外国人を雇用することは企業が持つ戦略に基づいて欲しい人材を雇用していくと思うので、雇用する企業もあれば雇用しない企業が出てくる予想されます。つまり、各企業が外国人を雇用したいと思えば雇用すれば良いし、する必要がないのであればしなくても良いと思っています。ただし、企業が雇用すると決めたらしっかりと受け入れ体制を整備しないといけません。

⑤欧米諸国と比べて外国人留学生誘致体制が弱い

⑥アジア地域における高等教育のハブ化が進んでいる
ASEAN(東ティモールも含む)には、東アジア教育大臣機構(SEAMEO)があります。教育改革センター(INNITECH、フィリピン)、理数教育センター(RECSAM、マレーシア)、高等教育センター(RIHED、タイ)、熱帯生物学センター(BIOTROP、インドネシア)など、域内に19のセンターを持っています。
このSEAMEO-RIHEDでは、政府間の合意を基にAIMS(ASEAN International Mobility for Students Programme)、東アジアにおける学生の移動を活発化していくプログラムがあり、広島大学、早稲田大学、上智大学、東京農工大学、筑波大学などが参画しています。また、中国や韓国が参加する方向で進んでいるようです。

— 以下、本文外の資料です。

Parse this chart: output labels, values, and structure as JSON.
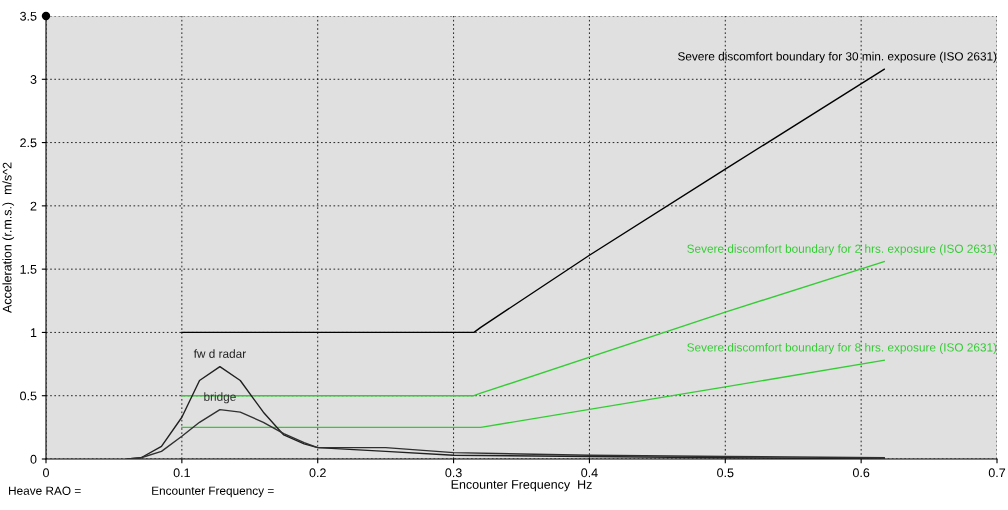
{
  "chart_data": {
    "type": "line",
    "xlabel": "Encounter Frequency  Hz",
    "ylabel": "Acceleration (r.m.s.)  m/s^2",
    "xlim": [
      0,
      0.7
    ],
    "xticks": [
      0,
      0.1,
      0.2,
      0.3,
      0.4,
      0.5,
      0.6,
      0.7
    ],
    "ylim": [
      0,
      3.5
    ],
    "yticks": [
      0,
      0.5,
      1,
      1.5,
      2,
      2.5,
      3,
      3.5
    ],
    "grid": true,
    "line_style": "solid",
    "marker": "none",
    "series": [
      {
        "name": "Severe discomfort boundary for 30 min. exposure (ISO 2631)",
        "color": "#000000",
        "x": [
          0.1,
          0.315,
          0.32,
          0.4,
          0.5,
          0.617
        ],
        "values": [
          1.0,
          1.0,
          1.04,
          1.61,
          2.29,
          3.08
        ]
      },
      {
        "name": "Severe discomfort boundary for 2 hrs. exposure (ISO 2631)",
        "color": "#33cc33",
        "x": [
          0.1,
          0.315,
          0.32,
          0.5,
          0.617
        ],
        "values": [
          0.5,
          0.5,
          0.52,
          1.16,
          1.56
        ]
      },
      {
        "name": "Severe discomfort boundary for 8 hrs. exposure (ISO 2631)",
        "color": "#33cc33",
        "x": [
          0.1,
          0.32,
          0.5,
          0.617
        ],
        "values": [
          0.25,
          0.25,
          0.57,
          0.78
        ]
      },
      {
        "name": "fw d radar",
        "color": "#202020",
        "x": [
          0.06,
          0.07,
          0.085,
          0.1,
          0.113,
          0.128,
          0.143,
          0.16,
          0.175,
          0.19,
          0.2,
          0.25,
          0.3,
          0.4,
          0.5,
          0.617
        ],
        "values": [
          0,
          0.01,
          0.1,
          0.33,
          0.62,
          0.73,
          0.62,
          0.37,
          0.19,
          0.12,
          0.09,
          0.06,
          0.03,
          0.02,
          0.01,
          0.0
        ]
      },
      {
        "name": "bridge",
        "color": "#303030",
        "x": [
          0.06,
          0.07,
          0.085,
          0.1,
          0.113,
          0.128,
          0.143,
          0.16,
          0.175,
          0.19,
          0.2,
          0.25,
          0.3,
          0.4,
          0.5,
          0.617
        ],
        "values": [
          0,
          0.01,
          0.06,
          0.18,
          0.29,
          0.39,
          0.37,
          0.29,
          0.2,
          0.13,
          0.09,
          0.09,
          0.05,
          0.03,
          0.02,
          0.01
        ]
      },
      {
        "type": "scatter",
        "color": "#000000",
        "x": [
          0
        ],
        "values": [
          3.5
        ]
      }
    ],
    "annotations": [
      "Heave RAO =",
      "Encounter Frequency ="
    ]
  }
}
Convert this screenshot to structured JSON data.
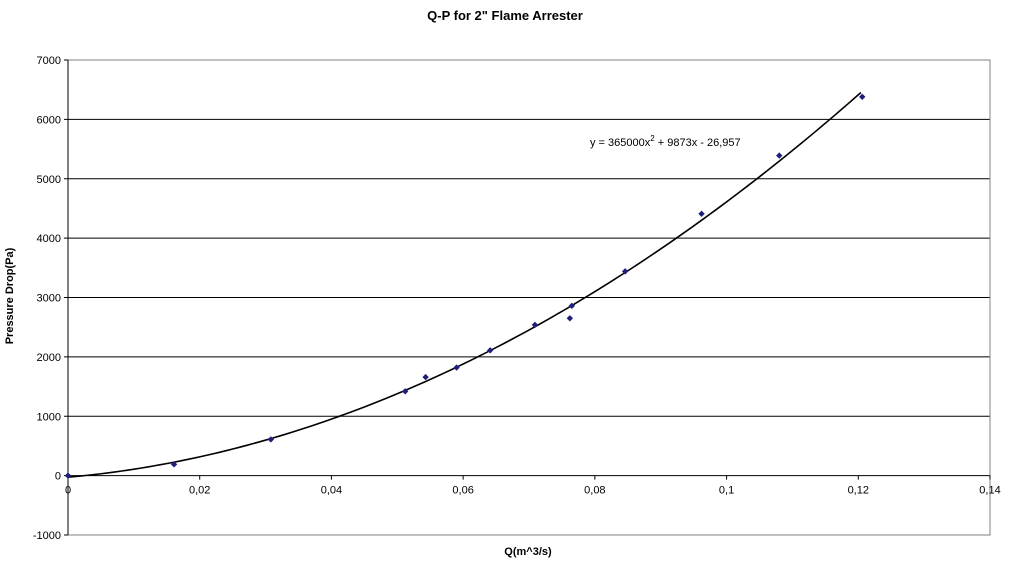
{
  "chart_data": {
    "type": "scatter",
    "title": "Q-P for 2\" Flame Arrester",
    "xlabel": "Q(m^3/s)",
    "ylabel": "Pressure Drop(Pa)",
    "xlim": [
      0,
      0.14
    ],
    "ylim": [
      -1000,
      7000
    ],
    "x_ticks": [
      0,
      0.02,
      0.04,
      0.06,
      0.08,
      0.1,
      0.12,
      0.14
    ],
    "x_tick_labels": [
      "0",
      "0,02",
      "0,04",
      "0,06",
      "0,08",
      "0,1",
      "0,12",
      "0,14"
    ],
    "y_ticks": [
      -1000,
      0,
      1000,
      2000,
      3000,
      4000,
      5000,
      6000,
      7000
    ],
    "y_tick_labels": [
      "-1000",
      "0",
      "1000",
      "2000",
      "3000",
      "4000",
      "5000",
      "6000",
      "7000"
    ],
    "grid": "horizontal",
    "series": [
      {
        "marker_color": "#1f1f7a",
        "points": [
          {
            "x": 0.0,
            "y": 0
          },
          {
            "x": 0.0161,
            "y": 190
          },
          {
            "x": 0.0308,
            "y": 610
          },
          {
            "x": 0.0512,
            "y": 1420
          },
          {
            "x": 0.0543,
            "y": 1660
          },
          {
            "x": 0.059,
            "y": 1820
          },
          {
            "x": 0.0641,
            "y": 2110
          },
          {
            "x": 0.0709,
            "y": 2540
          },
          {
            "x": 0.0762,
            "y": 2650
          },
          {
            "x": 0.0765,
            "y": 2860
          },
          {
            "x": 0.0846,
            "y": 3440
          },
          {
            "x": 0.0962,
            "y": 4410
          },
          {
            "x": 0.108,
            "y": 5390
          },
          {
            "x": 0.1206,
            "y": 6380
          }
        ]
      }
    ],
    "trendline": {
      "type": "polynomial",
      "coefficients": {
        "a": 365000,
        "b": 9873,
        "c": -26.957
      },
      "x_range": [
        0,
        0.1204
      ],
      "color": "#000000",
      "equation_prefix": "y = 365000x",
      "equation_exp": "2",
      "equation_suffix": " + 9873x - 26,957"
    }
  }
}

これ以外にも、ASEAN UNIVERSITY NETWORKや各国が協定を結びに来たり、奨学金に当てる基金を設立したりして誘致政策を実施していました。

バンコクには、日本の大学が43校事務所を構えており今後より東南アジアと日本の学術交流が進んでいく雰囲気がありました。

結局、進路をどうするのか結論が出ないままだし、、、身になったのか身になっていないのかよく分からない1年でしたが自分の興味がある分野を全力で調査できたこと、たくさんの元国費留学生に会えたことは何事にも代えがたい経験になったと思います!!